Thanks to this “managed diversity” (in the sense that trolling is not tolerated) SOD — like other places — allows people with complementary backgrounds and skills to meet up, explore each other, and maybe do something together. OpenSpending Italy was born from the collaboration of two wonderful civil servants, Aline Pennisi of the State Accounting Service and Simona De Luca of the Department for Development Policies, and civic hacker Stefano Costa of Open Knowledge Foundation Italy.

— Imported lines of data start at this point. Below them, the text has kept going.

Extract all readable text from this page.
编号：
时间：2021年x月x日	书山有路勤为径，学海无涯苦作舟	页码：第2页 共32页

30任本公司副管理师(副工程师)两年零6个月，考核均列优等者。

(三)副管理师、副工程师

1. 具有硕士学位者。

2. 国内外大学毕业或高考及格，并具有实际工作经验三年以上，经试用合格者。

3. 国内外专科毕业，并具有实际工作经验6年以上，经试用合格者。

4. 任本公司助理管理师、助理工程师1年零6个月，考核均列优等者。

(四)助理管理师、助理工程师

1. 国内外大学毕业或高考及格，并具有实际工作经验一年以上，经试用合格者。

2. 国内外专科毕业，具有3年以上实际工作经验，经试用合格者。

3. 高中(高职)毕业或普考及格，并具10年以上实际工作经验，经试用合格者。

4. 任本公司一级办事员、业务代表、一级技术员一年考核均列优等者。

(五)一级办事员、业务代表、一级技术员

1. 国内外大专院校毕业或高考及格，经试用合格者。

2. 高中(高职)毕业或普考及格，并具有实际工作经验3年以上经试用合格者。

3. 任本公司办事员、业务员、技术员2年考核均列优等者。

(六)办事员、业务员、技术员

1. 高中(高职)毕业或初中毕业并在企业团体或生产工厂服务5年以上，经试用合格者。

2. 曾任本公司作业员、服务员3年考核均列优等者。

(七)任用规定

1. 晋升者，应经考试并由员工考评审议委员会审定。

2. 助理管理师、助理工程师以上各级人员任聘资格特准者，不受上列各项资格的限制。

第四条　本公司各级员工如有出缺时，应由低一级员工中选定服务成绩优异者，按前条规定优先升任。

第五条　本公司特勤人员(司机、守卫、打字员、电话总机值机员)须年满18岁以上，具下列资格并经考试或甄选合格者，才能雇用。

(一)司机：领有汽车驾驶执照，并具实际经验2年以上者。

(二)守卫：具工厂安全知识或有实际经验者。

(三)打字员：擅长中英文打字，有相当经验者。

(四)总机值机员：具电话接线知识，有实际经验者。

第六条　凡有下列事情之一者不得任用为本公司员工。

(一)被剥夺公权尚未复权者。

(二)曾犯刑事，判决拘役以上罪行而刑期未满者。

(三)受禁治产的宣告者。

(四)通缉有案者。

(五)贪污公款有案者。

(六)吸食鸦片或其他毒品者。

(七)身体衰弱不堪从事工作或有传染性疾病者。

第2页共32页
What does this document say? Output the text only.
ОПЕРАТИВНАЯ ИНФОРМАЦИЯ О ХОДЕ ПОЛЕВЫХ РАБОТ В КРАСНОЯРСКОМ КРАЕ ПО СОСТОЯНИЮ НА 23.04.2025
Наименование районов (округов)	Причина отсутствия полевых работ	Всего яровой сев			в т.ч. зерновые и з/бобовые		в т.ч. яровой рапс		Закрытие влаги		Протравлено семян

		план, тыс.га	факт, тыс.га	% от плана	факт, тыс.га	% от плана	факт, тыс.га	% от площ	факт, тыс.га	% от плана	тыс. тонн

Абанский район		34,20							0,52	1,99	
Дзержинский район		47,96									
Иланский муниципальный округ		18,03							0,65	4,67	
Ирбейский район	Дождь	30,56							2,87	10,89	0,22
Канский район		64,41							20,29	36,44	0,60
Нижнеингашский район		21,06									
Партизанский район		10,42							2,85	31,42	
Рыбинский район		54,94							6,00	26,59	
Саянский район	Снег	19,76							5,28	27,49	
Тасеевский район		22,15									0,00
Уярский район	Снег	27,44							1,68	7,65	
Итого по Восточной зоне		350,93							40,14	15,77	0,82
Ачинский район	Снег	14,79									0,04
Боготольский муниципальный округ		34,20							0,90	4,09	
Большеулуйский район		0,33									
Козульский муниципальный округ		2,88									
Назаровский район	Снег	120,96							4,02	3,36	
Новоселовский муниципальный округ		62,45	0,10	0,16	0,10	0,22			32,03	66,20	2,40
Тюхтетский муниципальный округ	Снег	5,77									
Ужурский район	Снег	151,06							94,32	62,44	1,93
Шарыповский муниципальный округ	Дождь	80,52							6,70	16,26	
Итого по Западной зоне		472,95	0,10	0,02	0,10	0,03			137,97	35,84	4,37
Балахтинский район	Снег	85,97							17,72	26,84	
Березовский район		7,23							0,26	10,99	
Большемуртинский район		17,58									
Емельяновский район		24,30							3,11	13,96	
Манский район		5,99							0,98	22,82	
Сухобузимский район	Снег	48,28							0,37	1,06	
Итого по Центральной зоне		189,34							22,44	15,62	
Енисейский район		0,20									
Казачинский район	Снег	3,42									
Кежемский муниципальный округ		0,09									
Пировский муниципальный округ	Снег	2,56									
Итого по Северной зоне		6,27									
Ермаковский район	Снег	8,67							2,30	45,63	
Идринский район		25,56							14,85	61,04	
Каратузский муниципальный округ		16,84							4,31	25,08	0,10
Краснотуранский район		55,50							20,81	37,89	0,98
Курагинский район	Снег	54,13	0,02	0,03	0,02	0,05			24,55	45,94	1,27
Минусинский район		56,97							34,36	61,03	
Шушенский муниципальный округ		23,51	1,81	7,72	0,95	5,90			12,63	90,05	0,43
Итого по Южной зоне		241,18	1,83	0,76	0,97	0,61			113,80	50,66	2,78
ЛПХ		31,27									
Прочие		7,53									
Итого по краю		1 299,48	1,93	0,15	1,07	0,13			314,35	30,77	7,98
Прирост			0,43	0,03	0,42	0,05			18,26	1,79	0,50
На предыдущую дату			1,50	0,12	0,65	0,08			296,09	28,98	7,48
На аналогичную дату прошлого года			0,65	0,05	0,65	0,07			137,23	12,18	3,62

Stefano got the international branch of OKF involved (Jonathan Gray and Friedrich Lindenberg need mentioning); and the latter enlisted Guardian Media (Simon Rogers, who — just like Gray — happened to be in Italy to participate in the Journalism Festival in Perugia). 72 hours later the data went live on OpenSpending’s first page and on the Guardian’s datablog.

This story, as I see it, has a clear implication: the Italian open data movement has come of age much faster than expected. Available datasets are growing; we are converging on standards of openness; we have visualization tools, physical and virtual meeting places, supporters in several administrations and ISTAT. We have friends overseas in the global open data movement, and we can and do collaborate with them as peers. We even have an emergent leadership: even as OpenSpending Italy was released, Aline was already working on a new project with OpenPolis and Open Linked Data Italy. Codenamed Open Budgets, it aims at making the budgets of more than 8000 Italian municipalities open and accessible. All this in a country perceived as indifferent, immobile, declining — with good reasons.

Me, I’m just happy and proud of the little I can give to the Italian open data movement, maintaining the SOD mailing list (I am the condominium’s janitor, so to speak). All together, civil servants, geeks and simply curious, committed people, we are showing that we can achieve some change for the good here and now, with the available resources and skills, without having to wait for some Global Change or a cultural singularity. May this attitude spread elsewhere in the public sphere. Heaven knows we need it.